On the other hand, if some pictures were accurately described by patients, that would have to be looked at as possible positive evidence.

Well, you also seldom get so ill with a high fever as to have an NDE-esque experience, so, perhaps in that situation, you do memorably dream…

Sure. Depending on the number and accuracy of the reports, one would need to rule out some percentage of lucky guesses as well as any sort of skulduggery before one could accept accurate reporting as proof. It might provide impetus to attempt to study the phenomenon in more detail, but that would be about it in terms of establishing that OoBs are real.

Well, clearly NDE exists. The argument is over whether a NDE involves consciousness outside the body or is just some kind of brain phenomenon. This study seems to be mostly oriented towards whether OBE during NDE occurs. It’s certainly a good question and the results will be interesting if not definitive. My only question is whether the choice of cardiac arrests creates the additional question besides OBE of whether brain activity is a factor. I’m not sure this will really answer that question since there’s no way to trace whether the NDE happened during the period of no brain activity or immediately after. But as far as OBE is concerned this is a good study. Doing more research with the magnetic neurotheology helmet thingy might be better though (it can induce OBEs and other religious experiences intentionally) or at least a good companion study.

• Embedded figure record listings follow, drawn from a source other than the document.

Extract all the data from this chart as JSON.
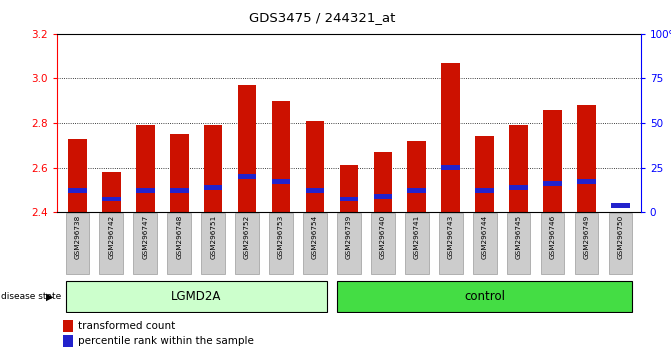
{
  "title": "GDS3475 / 244321_at",
  "samples": [
    "GSM296738",
    "GSM296742",
    "GSM296747",
    "GSM296748",
    "GSM296751",
    "GSM296752",
    "GSM296753",
    "GSM296754",
    "GSM296739",
    "GSM296740",
    "GSM296741",
    "GSM296743",
    "GSM296744",
    "GSM296745",
    "GSM296746",
    "GSM296749",
    "GSM296750"
  ],
  "red_values": [
    2.73,
    2.58,
    2.79,
    2.75,
    2.79,
    2.97,
    2.9,
    2.81,
    2.61,
    2.67,
    2.72,
    3.07,
    2.74,
    2.79,
    2.86,
    2.88,
    2.4
  ],
  "blue_values": [
    2.5,
    2.46,
    2.5,
    2.5,
    2.51,
    2.56,
    2.54,
    2.5,
    2.46,
    2.47,
    2.5,
    2.6,
    2.5,
    2.51,
    2.53,
    2.54,
    2.43
  ],
  "y_min": 2.4,
  "y_max": 3.2,
  "y_ticks_left": [
    2.4,
    2.6,
    2.8,
    3.0,
    3.2
  ],
  "y_ticks_right": [
    0,
    25,
    50,
    75,
    100
  ],
  "bar_color": "#cc1100",
  "blue_color": "#2222cc",
  "group1_label": "LGMD2A",
  "group2_label": "control",
  "group1_indices": [
    0,
    1,
    2,
    3,
    4,
    5,
    6,
    7
  ],
  "group2_indices": [
    8,
    9,
    10,
    11,
    12,
    13,
    14,
    15,
    16
  ],
  "legend_red": "transformed count",
  "legend_blue": "percentile rank within the sample",
  "disease_state_label": "disease state",
  "group1_color": "#ccffcc",
  "group2_color": "#44dd44",
  "tick_label_bg": "#cccccc",
  "bar_width": 0.55
}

I don’t see how putting some pictures on shelves and compiling the statistics is going to take anyone away from more technical research.

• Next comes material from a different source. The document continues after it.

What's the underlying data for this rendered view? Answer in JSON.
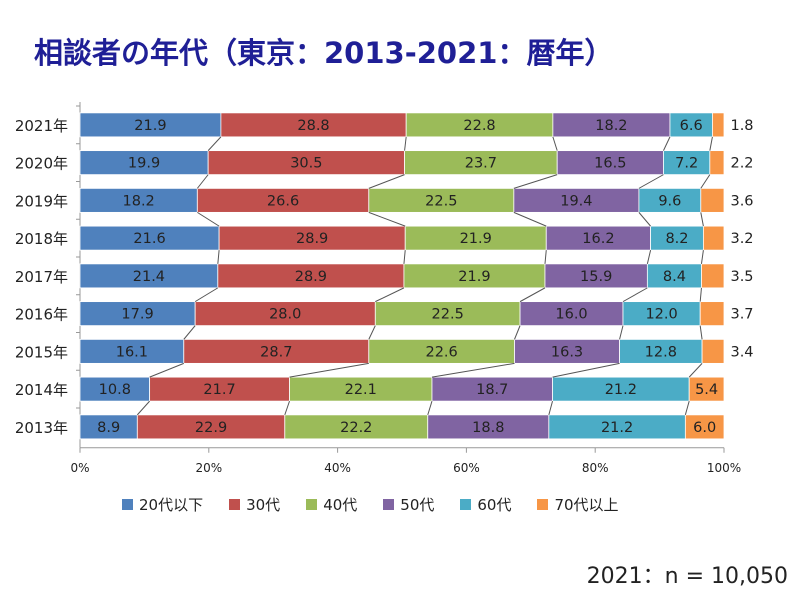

How are they going to keep the study blinded from staff? Suppose the picture represents a dancing aardvark - what’s to stop this becoming common knowledge to medical staff? What’s to stop them jokingly saying “I wonder if he saw the dancing aardvark” in the presence of a successfully-revived flatliner?

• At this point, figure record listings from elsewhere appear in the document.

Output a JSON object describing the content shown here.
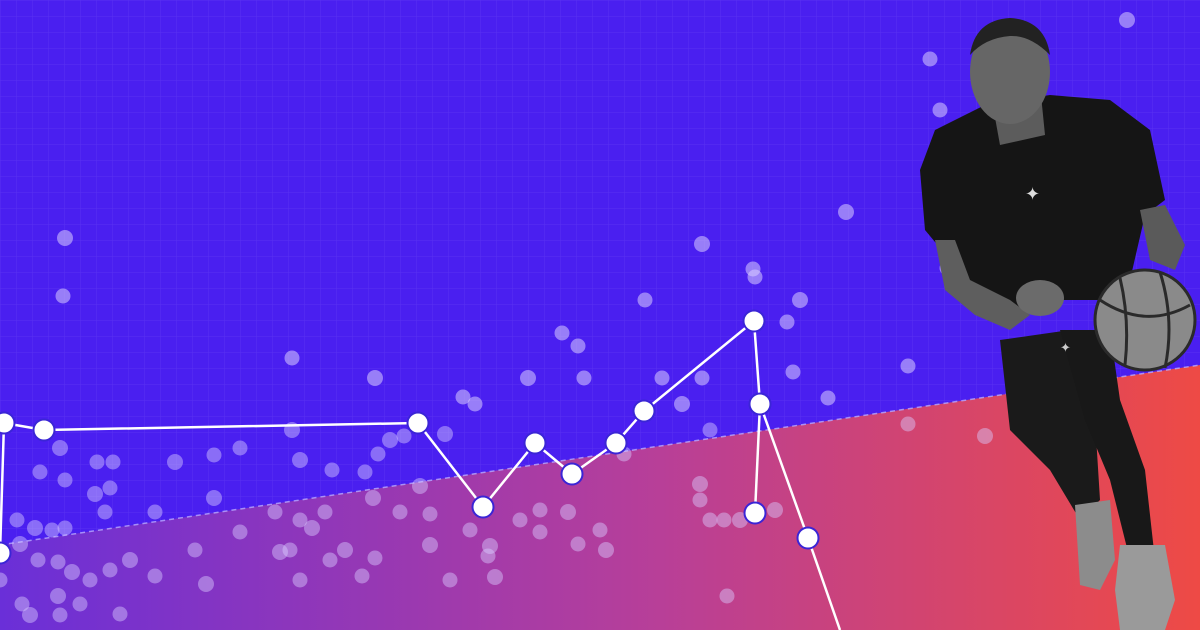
{
  "colors": {
    "background": "#4a1ff0",
    "grid": "#6a4af5",
    "gradient_start": "#6a2fd8",
    "gradient_mid": "#b83f98",
    "gradient_end": "#ee4a45",
    "dot": "#ffffff",
    "dot_faded": "#d9ccff",
    "line": "#ffffff",
    "node_stroke": "#3b25d6",
    "jersey": "#151515",
    "skin": "#6b6b6b",
    "ball": "#8a8a8a"
  },
  "subject": {
    "description": "basketball-player-dribbling-grayscale",
    "logo": "jumpman-logo-icon"
  }
}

That’s pretty much what I thought when I read the article (well, minus the dancing aardvark). The way the study is described, it seems impossible to rigorously control for the intentional or unintentional leaking of information to the revivee.

Could you design a test to lessen(or even eliminate) this possibility?

The gist of the proposed test seems to be to place an object in a place a patient being operated upon could have no possibility of seeing it, and when an operating theatre has someone who flat lines, and is ‘brought back to life’, to then ask them what they experienced at some point, to see if the object is referred to. Would this be a correct assumption?

Instead of physical pictures, use video screens that show randomly selected images from a bank of thousands of pictures, with the images changing every hour or so. I assume it would be possible to keep a record of what images are being shown.